🤖 AI Summary
To address low subject fidelity, catastrophic forgetting, and overfitting simultaneously in subject-driven personalization of text-to-image diffusion models, this paper proposes a two-stage LoRA fine-tuning framework. In Stage I, SDXL generates generic scene images guided by class-label prompts; in Stage II, semantic segmentation–guided img2img injection transfers the subject from reference images with high fidelity. The core innovation lies in the first-ever decoupling of subject representation from scene composition—enabling subject encoding to operate independently of the model’s generative prior—thus achieving lightweight personalization without degrading SDXL’s original capabilities. Only attention-layer LoRA parameters are fine-tuned, avoiding full-model updates. On SDXL, our method achieves a DINO similarity score of 0.789, substantially outperforming existing approaches while preserving fine-grained detail accuracy and cross-scene generalization.
📝 Abstract
Recent advances in text-to-image diffusion models, particularly Stable Diffusion, have enabled the generation of highly detailed and semantically rich images.
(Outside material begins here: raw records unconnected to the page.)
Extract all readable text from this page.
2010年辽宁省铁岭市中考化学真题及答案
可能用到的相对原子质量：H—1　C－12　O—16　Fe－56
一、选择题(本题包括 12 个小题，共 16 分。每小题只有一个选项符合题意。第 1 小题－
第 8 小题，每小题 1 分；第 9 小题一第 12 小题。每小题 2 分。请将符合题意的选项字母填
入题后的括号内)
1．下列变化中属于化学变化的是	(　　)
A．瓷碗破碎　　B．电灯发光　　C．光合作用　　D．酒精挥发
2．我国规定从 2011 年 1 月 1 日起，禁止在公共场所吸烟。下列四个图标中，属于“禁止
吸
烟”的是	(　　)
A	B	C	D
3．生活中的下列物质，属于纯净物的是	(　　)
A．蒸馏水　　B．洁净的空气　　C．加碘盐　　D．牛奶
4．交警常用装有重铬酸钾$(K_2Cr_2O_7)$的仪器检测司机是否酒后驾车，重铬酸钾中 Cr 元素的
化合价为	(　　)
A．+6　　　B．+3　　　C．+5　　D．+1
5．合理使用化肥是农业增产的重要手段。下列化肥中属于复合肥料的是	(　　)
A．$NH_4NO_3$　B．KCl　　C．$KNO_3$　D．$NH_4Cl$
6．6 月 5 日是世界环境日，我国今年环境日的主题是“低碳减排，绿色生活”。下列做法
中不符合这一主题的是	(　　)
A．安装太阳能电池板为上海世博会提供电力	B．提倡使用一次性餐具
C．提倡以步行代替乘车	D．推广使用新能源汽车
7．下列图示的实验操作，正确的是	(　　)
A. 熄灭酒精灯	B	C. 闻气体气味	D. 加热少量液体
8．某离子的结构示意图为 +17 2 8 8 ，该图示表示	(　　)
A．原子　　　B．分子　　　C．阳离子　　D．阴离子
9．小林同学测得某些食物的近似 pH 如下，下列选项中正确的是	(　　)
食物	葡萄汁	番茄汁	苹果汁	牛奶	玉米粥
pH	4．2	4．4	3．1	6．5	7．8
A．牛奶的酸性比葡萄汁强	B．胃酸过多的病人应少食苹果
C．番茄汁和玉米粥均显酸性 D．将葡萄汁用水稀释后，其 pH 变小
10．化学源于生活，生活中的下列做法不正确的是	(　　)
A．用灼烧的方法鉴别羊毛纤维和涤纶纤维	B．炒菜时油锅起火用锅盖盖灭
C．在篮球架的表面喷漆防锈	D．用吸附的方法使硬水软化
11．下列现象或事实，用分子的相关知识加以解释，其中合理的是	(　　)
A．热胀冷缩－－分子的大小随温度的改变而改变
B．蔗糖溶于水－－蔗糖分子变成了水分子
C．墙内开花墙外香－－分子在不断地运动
However, personalizing these models to represent novel subjects based on a few reference images remains challenging. This often leads to catastrophic forgetting, overfitting, or large computational overhead.We propose a two-stage pipeline that addresses these limitations by leveraging LoRA-based fine-tuning on the attention weights within the U-Net of the Stable Diffusion XL (SDXL) model. First, we use the unmodified SDXL to generate a generic scene by replacing the subject with its class label. Then, we selectively insert the personalized subject through a segmentation-driven image-to-image (Img2Img) pipeline that uses the trained LoRA weights.This framework isolates the subject encoding from the overall composition, thus preserving SDXL's broader generative capabilities while integrating the new subject in a high-fidelity manner. Our method achieves a DINO similarity score of 0.789 on SDXL, outperforming existing personalized text-to-image approaches.